If the hot path is missing warcs/ but the Storage Box cold path has them, fix the tiering/bind-mount drift before retrying indexing.

Mitigation

If the job is still completed and WARCs are visible on the hot path, run the idempotent reconciler first. On production, always source the backend environment first so the CLI uses PostgreSQL rather than falling back to the repo-local SQLite default:

cd /opt/healtharchive
set -a; source /etc/healtharchive/backend.env; set +a
/opt/healtharchive/.venv/bin/healtharchive reconcile-completed-indexing --limit 5

For a large single source/job, prefer a detached run with a captured log:

cd /opt/healtharchive
set -a; source /etc/healtharchive/backend.env; set +a
mkdir -p /srv/healtharchive/ops/manual-runs
ts="$(date -u +%Y%m%dT%H%M%SZ)"
nohup ./.venv/bin/healtharchive reconcile-completed-indexing --source <source> --limit 1 \
  > "/srv/healtharchive/ops/manual-runs/<source>-reindex-${ts}.log" 2>&1 &
echo "pid=$! log=/srv/healtharchive/ops/manual-runs/<source>-reindex-${ts}.log"
renice +10 -p "$!"

If you need to target one job only, use index-job --id <JOB_ID> after confirming it is still safe to index.

Jobs that reached a WARC-complete crawl state but failed optional finalization, such as a Zimit warc2zim seed-record failure, may appear with the operator rescue state warc-complete-finalization-failed. Treat that as eligible for indexing only when show-job --warc-details shows discoverable WARCs and the final crawlStatus has no pending URLs. Do not restart the crawl solely to retry optional finalization when the backend search/replay path only needs WARCs.

If the job is index_failed after a transient issue and the WARCs are healthy, move it back to completed and retry indexing:

cd /opt/healtharchive
set -a; source /etc/healtharchive/backend.env; set +a
/opt/healtharchive/.venv/bin/healtharchive retry-job --id <JOB_ID>
/opt/healtharchive/.venv/bin/healtharchive index-job --id <JOB_ID>

Re-check the result:

"$HA" show-job --id <JOB_ID>
"$HA" annual-status --year <YEAR>

Notes

Large indexing runs can take hours and may not show intermediate committed progress from a second shell.
During a healthy long indexing run, high CPU plus increasing /proc/<pid>/io rchar means the process is still reading/parsing WARC records.

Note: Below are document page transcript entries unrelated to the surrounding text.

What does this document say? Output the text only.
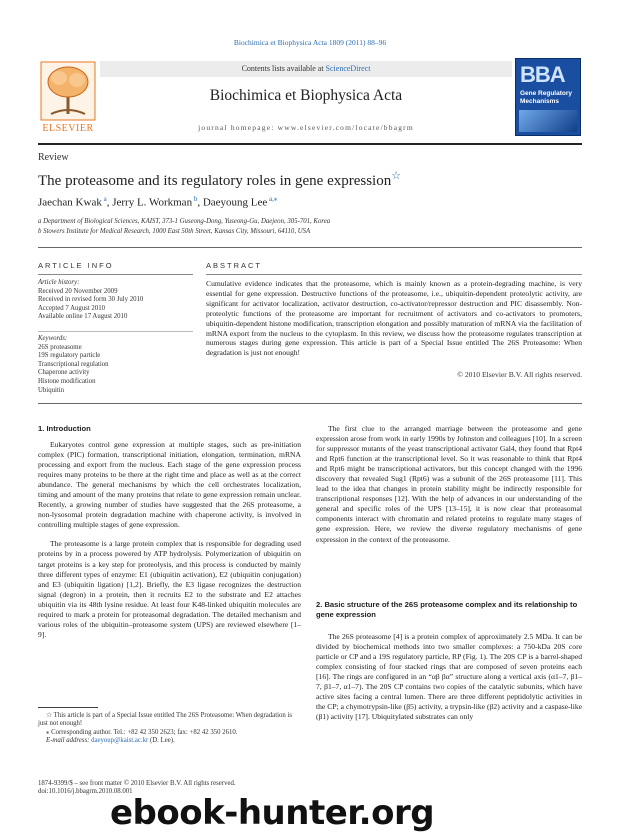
Biochimica et Biophysica Acta 1809 (2011) 88–96
ELSEVIER
Contents lists available at ScienceDirect
Biochimica et Biophysica Acta
journal homepage: www.elsevier.com/locate/bbagrm
BBA
Gene Regulatory Mechanisms
Review
The proteasome and its regulatory roles in gene expression☆
Jaechan Kwak $^a$, Jerry L. Workman $^b$, Daeyoung Lee $^{a,⁎}$
a Department of Biological Sciences, KAIST, 373-1 Guseong-Dong, Yuseong-Gu, Daejeon, 305-701, Korea
b Stowers Institute for Medical Research, 1000 East 50th Street, Kansas City, Missouri, 64110, USA
ARTICLE INFO	ABSTRACT
Article history:
Received 20 November 2009
Received in revised form 30 July 2010
Accepted 7 August 2010
Available online 17 August 2010
Keywords:
26S proteasome
19S regulatory particle
Transcriptional regulation
Chaperone activity
Histone modification
Ubiquitin
Cumulative evidence indicates that the proteasome, which is mainly known as a protein-degrading machine, is very essential for gene expression. Destructive functions of the proteasome, i.e., ubiquitin-dependent proteolytic activity, are significant for activator localization, activator destruction, co-activator/repressor destruction and PIC disassembly. Non-proteolytic functions of the proteasome are important for recruitment of activators and co-activators to promoters, ubiquitin-dependent histone modification, transcription elongation and possibly maturation of mRNA via the facilitation of mRNA export from the nucleus to the cytoplasm. In this review, we discuss how the proteasome regulates transcription at numerous stages during gene expression. This article is part of a Special Issue entitled The 26S Proteasome: When degradation is just not enough!
© 2010 Elsevier B.V. All rights reserved.
1. Introduction
Eukaryotes control gene expression at multiple stages, such as pre-initiation complex (PIC) formation, transcriptional initiation, elongation, termination, mRNA processing and export from the nucleus. Each stage of the gene expression process requires many proteins to be there at the right time and place as well as at the correct abundance. The general mechanisms by which the cell orchestrates localization, timing and amount of the many proteins that relate to gene expression remain unclear. Recently, a growing number of studies have suggested that the 26S proteasome, a non-lysosomal protein degradation machine with chaperone activity, is involved in controlling multiple stages of gene expression.
The proteasome is a large protein complex that is responsible for degrading used proteins by in a process powered by ATP hydrolysis. Polymerization of ubiquitin on target proteins is a key step for proteolysis, and this process is conducted by mainly three different types of enzyme: E1 (ubiquitin activation), E2 (ubiquitin conjugation) and E3 (ubiquitin ligation) [1,2]. Briefly, the E3 ligase recognizes the destruction signal (degron) in a protein, then it recruits E2 to the substrate and E2 attaches ubiquitin via its 48th lysine residue. At least four K48-linked ubiquitin molecules are required to mark a protein for proteasomal degradation. The detailed mechanism and various roles of the ubiquitin–proteasome system (UPS) are reviewed elsewhere [1–9].
The first clue to the arranged marriage between the proteasome and gene expression arose from work in early 1990s by Johnston and colleagues [10]. In a screen for suppressor mutants of the yeast transcriptional activator Gal4, they found that Rpt4 and Rpt6 function at the transcriptional level. So it was reasonable to think that Rpt4 and Rpt6 might be transcriptional activators, but this concept changed with the 1996 discovery that revealed Sug1 (Rpt6) was a subunit of the 26S proteasome [11]. This lead to the idea that changes in protein stability might be indirectly responsible for transcriptional responses [12]. With the help of advances in our understanding of the general and specific roles of the UPS [13–15], it is now clear that proteasomal components interact with chromatin and related proteins to regulate many stages of gene expression. Here, we review the diverse regulatory mechanisms of gene expression in the context of the proteasome.
2. Basic structure of the 26S proteasome complex and its relationship to gene expression
The 26S proteasome [4] is a protein complex of approximately 2.5 MDa. It can be divided by biochemical methods into two smaller complexes: a 750-kDa 20S core particle or CP and a 19S regulatory particle, RP (Fig. 1). The 20S CP is a barrel-shaped complex consisting of four stacked rings that are composed of seven proteins each [16]. The rings are configured in an “αβ βα” structure along a vertical axis (α1–7, β1–7, β1–7, α1–7). The 20S CP contains two copies of the catalytic subunits, which have active sites facing a central lumen. There are three different peptidolytic activities in the CP; a chymotrypsin-like (β5) activity, a trypsin-like (β2) activity and a caspase-like (β1) activity [17]. Ubiquitylated substrates can only
☆ This article is part of a Special Issue entitled The 26S Proteasome: When degradation is just not enough!
⁎ Corresponding author. Tel.: +82 42 350 2623; fax: +82 42 350 2610.
E-mail address: daeyoup@kaist.ac.kr (D. Lee).
1874-9399/$ – see front matter © 2010 Elsevier B.V. All rights reserved.
doi:10.1016/j.bbagrm.2010.08.001
ebook-hunter.org
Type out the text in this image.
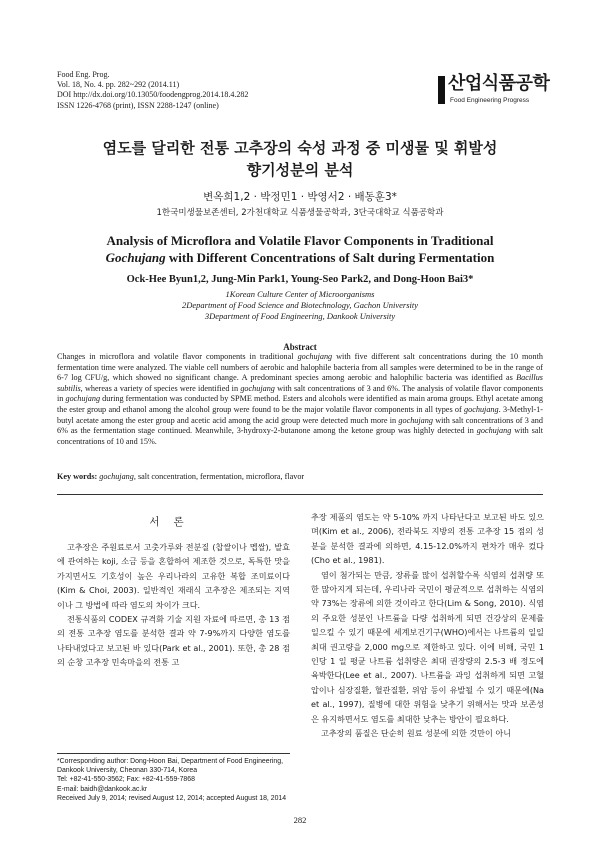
Food Eng. Prog.
Vol. 18, No. 4. pp. 282~292 (2014.11)
DOI http://dx.doi.org/10.13050/foodengprog.2014.18.4.282
ISSN 1226-4768 (print), ISSN 2288-1247 (online)
산업식품공학
Food Engineering Progress
염도를 달리한 전통 고추장의 숙성 과정 중 미생물 및 휘발성
향기성분의 분석
변옥희1,2 · 박정민1 · 박영서2 · 배동훈3*
1한국미생물보존센터, 2가천대학교 식품생물공학과, 3단국대학교 식품공학과
Analysis of Microflora and Volatile Flavor Components in Traditional
Gochujang with Different Concentrations of Salt during Fermentation
Ock-Hee Byun1,2, Jung-Min Park1, Young-Seo Park2, and Dong-Hoon Bai3*
1Korean Culture Center of Microorganisms
2Department of Food Science and Biotechnology, Gachon University
3Department of Food Engineering, Dankook University
Abstract
Changes in microflora and volatile flavor components in traditional gochujang with five different salt concentrations during the 10 month fermentation time were analyzed. The viable cell numbers of aerobic and halophile bacteria from all samples were determined to be in the range of 6-7 log CFU/g, which showed no significant change. A predominant species among aerobic and halophilic bacteria was identified as Bacillus subtilis, whereas a variety of species were identified in gochujang with salt concentrations of 3 and 6%. The analysis of volatile flavor components in gochujang during fermentation was conducted by SPME method. Esters and alcohols were identified as main aroma groups. Ethyl acetate among the ester group and ethanol among the alcohol group were found to be the major volatile flavor components in all types of gochujang. 3-Methyl-1-butyl acetate among the ester group and acetic acid among the acid group were detected much more in gochujang with salt concentrations of 3 and 6% as the fermentation stage continued. Meanwhile, 3-hydroxy-2-butanone among the ketone group was highly detected in gochujang with salt concentrations of 10 and 15%.
Key words: gochujang, salt concentration, fermentation, microflora, flavor
서론

고추장은 주원료로서 고춧가루와 전분질 (찹쌀이나 멥쌀), 발효에 관여하는 koji, 소금 등을 혼합하여 제조한 것으로, 독특한 맛을 가지면서도 기호성이 높은 우리나라의 고유한 복합 조미료이다(Kim & Choi, 2003). 일반적인 재래식 고추장은 제조되는 지역이나 그 방법에 따라 염도의 차이가 크다.

전통식품의 CODEX 규격화 기술 지원 자료에 따르면, 총 13 점의 전통 고추장 염도를 분석한 결과 약 7-9%까지 다양한 염도를 나타내었다고 보고된 바 있다(Park et al., 2001). 또한, 총 28 점의 순창 고추장 민속마을의 전통 고

추장 제품의 염도는 약 5-10% 까지 나타난다고 보고된 바도 있으며(Kim et al., 2006), 전라북도 지방의 전통 고추장 15 점의 성분을 분석한 결과에 의하면, 4.15-12.0%까지 편차가 매우 컸다(Cho et al., 1981).

염이 첨가되는 만큼, 장류를 많이 섭취할수록 식염의 섭취량 또한 많아지게 되는데, 우리나라 국민이 평균적으로 섭취하는 식염의 약 73%는 장류에 의한 것이라고 한다(Lim & Song, 2010). 식염의 주요한 성분인 나트륨을 다량 섭취하게 되면 건강상의 문제를 일으킬 수 있기 때문에 세계보건기구(WHO)에서는 나트륨의 일일 최대 권고량을 2,000 mg으로 제한하고 있다. 이에 비해, 국민 1 인당 1 일 평균 나트륨 섭취량은 최대 권장량의 2.5-3 배 정도에 육박한다(Lee et al., 2007). 나트륨을 과잉 섭취하게 되면 고혈압이나 심장질환, 혈관질환, 위암 등이 유발될 수 있기 때문에(Na et al., 1997), 질병에 대한 위험을 낮추기 위해서는 맛과 보존성은 유지하면서도 염도를 최대한 낮추는 방안이 필요하다.

고추장의 품질은 단순히 원료 성분에 의한 것만이 아니

*Corresponding author: Dong-Hoon Bai, Department of Food Engineering, Dankook University, Cheonan 330-714, Korea
Tel: +82-41-550-3562; Fax: +82-41-559-7868
E-mail: baidh@dankook.ac.kr
Received July 9, 2014; revised August 12, 2014; accepted August 18, 2014
282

Avoid starting duplicate reconciles for the same source/job.
If the indexing client process exits unexpectedly and the job did not commit, check pg_stat_activity for stale idle in transaction backends and blockers before terminating anything. Terminate only the abandoned backend after confirming there is no live reconcile process and the job remains unindexed.
A negative page-group count in older logs (for example Rebuilt -2 page group(s)) was a rowcount/reporting bug, not negative real work. Newer code formats that case as unknown.